Aku berjalan menuju lapangan basket. Seperti biasa, hari ini adalah
jadwal latihan. Dan sepertinya aku datang paling akhir karena kulihat
yang lain sudah berkumpul semua.
“Kita mulai latihan sekarang, kapten?” tanya Hongki sebelum aku duduk
di sebelahnya. Dia seperti sedang kesulitan dengan tali sepatunya.
“Sudah datang semua?” tanyaku.
“Seungri belum. Eh, itu dia datang.” Hyunseung menunjuk ke arah luar
lapangan. Sepertinya Seungri tidak datang sendiri. Yap! Dia datang
bersama yeoja itu lagi.
Victoria, dia tetangga Seungri. Mahasiswa Universitas Seoul tingkat
2. Sudah 1 bulan ini dia mengikutiku terus. Seungri mengatakan bahwa
Victoria menyukaiku dan rela menjadi kekasihku yang ke…berapa ya? Aku
sendiri lupa. Tapi sayang, dia tidak menarik. Dia juga tidak terlalu
cantik. Masih jauh kalau dibandingkan dengan Fani. Ups, apa aku memuji
yeoja itu? Ani, it’s the fact. Hanya orang tidak waras yang
mengatakan kalau Fani itu jelek. Tapi seseorang perlu dipertanyakan
kewarasannya jika mengatakan Fani memiliki tutur kata yang halus.
“Oppa!” teriak Victoria sambil berlari-lari kecil ke arahku, “Aku membawakan makanan kesukaanmu! Makanlah sebelum latihan.”
“Ya! Victoria-ssi, kau tidak memberikannya pada kami?” protes Taeyang.
“Ini khusus untuk Junhyung oppa. Kalau oppa mau, bikin saja sendiri, wee…!”

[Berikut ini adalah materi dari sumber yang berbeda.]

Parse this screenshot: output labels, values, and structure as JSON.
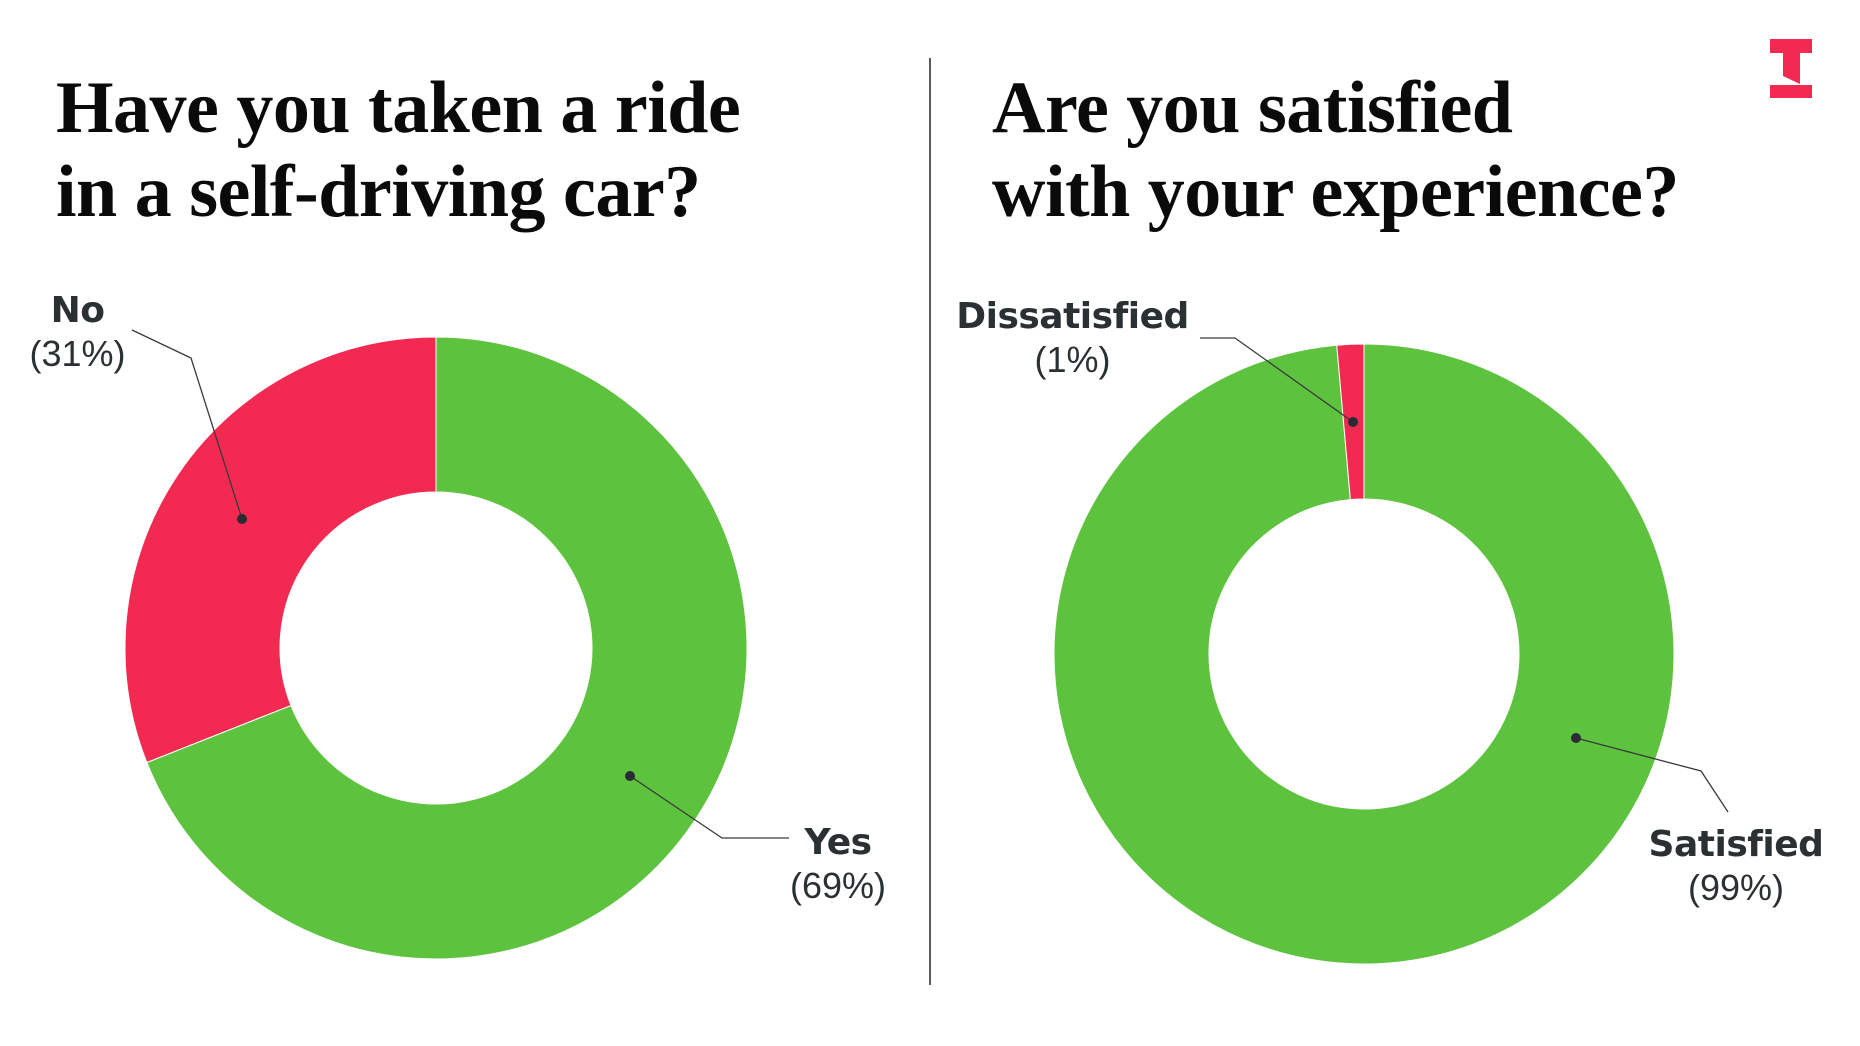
{
  "colors": {
    "green": "#5dc33e",
    "red": "#f22a52",
    "label_text": "#2b3033",
    "leader": "#333333",
    "divider": "#5a5a5a",
    "logo": "#f22a52"
  },
  "left": {
    "title_lines": [
      "Have you taken a ride",
      "in a self-driving car?"
    ],
    "labels": [
      {
        "name": "No",
        "pct": "(31%)"
      },
      {
        "name": "Yes",
        "pct": "(69%)"
      }
    ]
  },
  "right": {
    "title_lines": [
      "Are you satisfied",
      "with your experience?"
    ],
    "labels": [
      {
        "name": "Dissatisfied",
        "pct": "(1%)"
      },
      {
        "name": "Satisfied",
        "pct": "(99%)"
      }
    ]
  },
  "chart_data": [
    {
      "type": "pie",
      "subtype": "donut",
      "title": "Have you taken a ride in a self-driving car?",
      "categories": [
        "Yes",
        "No"
      ],
      "values": [
        69,
        31
      ],
      "unit": "%",
      "colors": [
        "#5dc33e",
        "#f22a52"
      ],
      "legend": "none (direct labels with leader lines)"
    },
    {
      "type": "pie",
      "subtype": "donut",
      "title": "Are you satisfied with your experience?",
      "categories": [
        "Satisfied",
        "Dissatisfied"
      ],
      "values": [
        99,
        1
      ],
      "unit": "%",
      "colors": [
        "#5dc33e",
        "#f22a52"
      ],
      "legend": "none (direct labels with leader lines)"
    }
  ]
}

Dasar anak kecil manja! Sudah kubilang jangan memberikan bekal sampah
seperti itu padaku. Apa dia tuli? Kalau saja panggilan ‘Yeoja Killer’
benar-benar pembunuh yeoja, akan kuhabisi dia.
“Oppa kan sudah bilang, tidak usah membawakan oppa bekal lagi,
Victoria. Oppa sudah makan di rumah. Berikan saja itu pada yang lain.”
ucapku dengan senyum yang biasa kugunakan untuk melumpuhkan yeoja. Dan
Victoria pun cemberut mendengarnya.
“Shireo! Aku ingin oppa yang memakannya! Titik.” dia meletakan tempat
makanan itu di bangku. “Oppa, apa sore ini oppa ada acara? Aku harap
oppa mau menemaniku pergi ke mall. Otte?”
“Hmm…mianhae, sore ini oppa ada acara. Pergilah dengan Seungri.” aku menunjuk Seungri yang sedang minum. Sontak dia tersedak.
“Uhuk uhuk…aku tidak bisa, banyak acara.” tolaknya cepat.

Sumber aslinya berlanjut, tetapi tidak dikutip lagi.